Our bad words are all political now. “Liberal” is a bad word. So is “Conservative.” You can’t say the words “Tea Party” anymore without starting an argument. It’s hard enough using the words “Left” and “Right.” You have to point to make sure others know you’re talking about directions, not ideological leanings. Once again, we’ve taken words and redefined their place within our language, and given them a moral value.

A moral value is a silly thing to give words.

Emotional depth? Yes. Do words have weight and power? Absolutely. You can destroy or empower a kid depending on which words you choose when you speak to him/her. But can words be good or bad? I don’t think so. Words are a tool. A misuse of words is like trying to open a can with a flat-head screwdriver. You might get the point across. You might also stab right through the palm of your hand. But those two options don’t negate the fact that you are using the tool incorrectly.

The intention behind the word decides the effect of the word.

If you come at me with your fists raised and you call me a “motherfucker,” I can rightfully make the assumption that you are upset, and your intent for that word was to hurt me somehow (it doesn’t). If you are in my home, enjoying the company of my children and my hot wife, and you call me a “motherfucker,” I can take that as a term of good intention (e.g. “Look what you have accomplished simply by choosing to spawn; you are a motherfucker”). If you call me a “motherfucker” and you are Jim Morrison, then you should take a face from the Ancient Gallery and walk on down the hall. Also: stay out of Miami.

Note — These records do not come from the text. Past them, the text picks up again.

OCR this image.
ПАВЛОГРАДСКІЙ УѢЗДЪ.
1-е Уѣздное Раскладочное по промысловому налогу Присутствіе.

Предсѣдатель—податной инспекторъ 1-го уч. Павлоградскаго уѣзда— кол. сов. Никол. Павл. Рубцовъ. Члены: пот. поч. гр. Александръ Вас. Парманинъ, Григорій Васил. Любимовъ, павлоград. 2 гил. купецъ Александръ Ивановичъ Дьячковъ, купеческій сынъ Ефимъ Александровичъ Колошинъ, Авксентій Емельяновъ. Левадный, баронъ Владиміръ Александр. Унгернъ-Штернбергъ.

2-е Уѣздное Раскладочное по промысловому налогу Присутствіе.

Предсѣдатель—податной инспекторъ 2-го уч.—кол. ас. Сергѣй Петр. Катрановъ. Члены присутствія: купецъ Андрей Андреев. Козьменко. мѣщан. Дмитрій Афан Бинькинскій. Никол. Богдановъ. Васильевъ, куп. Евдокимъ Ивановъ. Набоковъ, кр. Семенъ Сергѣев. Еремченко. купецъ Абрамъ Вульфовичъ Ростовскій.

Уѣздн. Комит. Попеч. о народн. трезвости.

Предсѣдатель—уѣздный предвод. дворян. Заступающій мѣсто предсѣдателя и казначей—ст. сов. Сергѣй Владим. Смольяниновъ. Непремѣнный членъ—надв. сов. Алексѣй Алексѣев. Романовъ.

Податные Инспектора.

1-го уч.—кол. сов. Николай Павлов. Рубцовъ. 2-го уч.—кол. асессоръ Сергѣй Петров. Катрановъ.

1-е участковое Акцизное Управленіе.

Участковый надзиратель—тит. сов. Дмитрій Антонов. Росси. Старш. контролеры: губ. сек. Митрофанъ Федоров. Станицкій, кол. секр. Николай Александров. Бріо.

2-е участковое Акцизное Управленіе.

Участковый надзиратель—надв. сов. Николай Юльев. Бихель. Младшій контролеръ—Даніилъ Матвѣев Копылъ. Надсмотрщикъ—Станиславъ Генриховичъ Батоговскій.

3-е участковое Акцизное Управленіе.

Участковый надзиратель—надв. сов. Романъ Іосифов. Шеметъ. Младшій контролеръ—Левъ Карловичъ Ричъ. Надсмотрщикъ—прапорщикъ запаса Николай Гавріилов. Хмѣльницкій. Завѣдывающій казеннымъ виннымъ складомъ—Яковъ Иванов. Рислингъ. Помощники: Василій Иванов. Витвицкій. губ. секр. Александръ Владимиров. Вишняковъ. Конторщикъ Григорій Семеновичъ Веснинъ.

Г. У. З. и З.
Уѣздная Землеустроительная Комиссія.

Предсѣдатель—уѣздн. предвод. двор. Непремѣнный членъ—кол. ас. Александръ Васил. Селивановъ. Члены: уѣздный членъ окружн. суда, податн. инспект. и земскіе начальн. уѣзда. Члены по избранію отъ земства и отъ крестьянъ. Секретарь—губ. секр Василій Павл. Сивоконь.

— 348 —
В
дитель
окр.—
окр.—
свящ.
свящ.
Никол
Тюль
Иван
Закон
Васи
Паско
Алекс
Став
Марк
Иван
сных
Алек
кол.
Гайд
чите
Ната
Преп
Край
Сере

Maybe I take things too literally. When someone calls me a bastard, I laugh. I know both my parents. That statement is categorically untrue. Telling me to go to hell is like telling me to go to Narnia or Westeros. Calling me a motherfucker is just a true statement. It’s neither an insult nor a compliment (unless you are also complimenting my hot wife).

Got kids? You’re a motherfucker.
In a relationship with a woman who has children? You’re a motherfucker.
Your dad? He’s a motherfucker.

The world needs motherfuckers like me. Sorry if that offends you.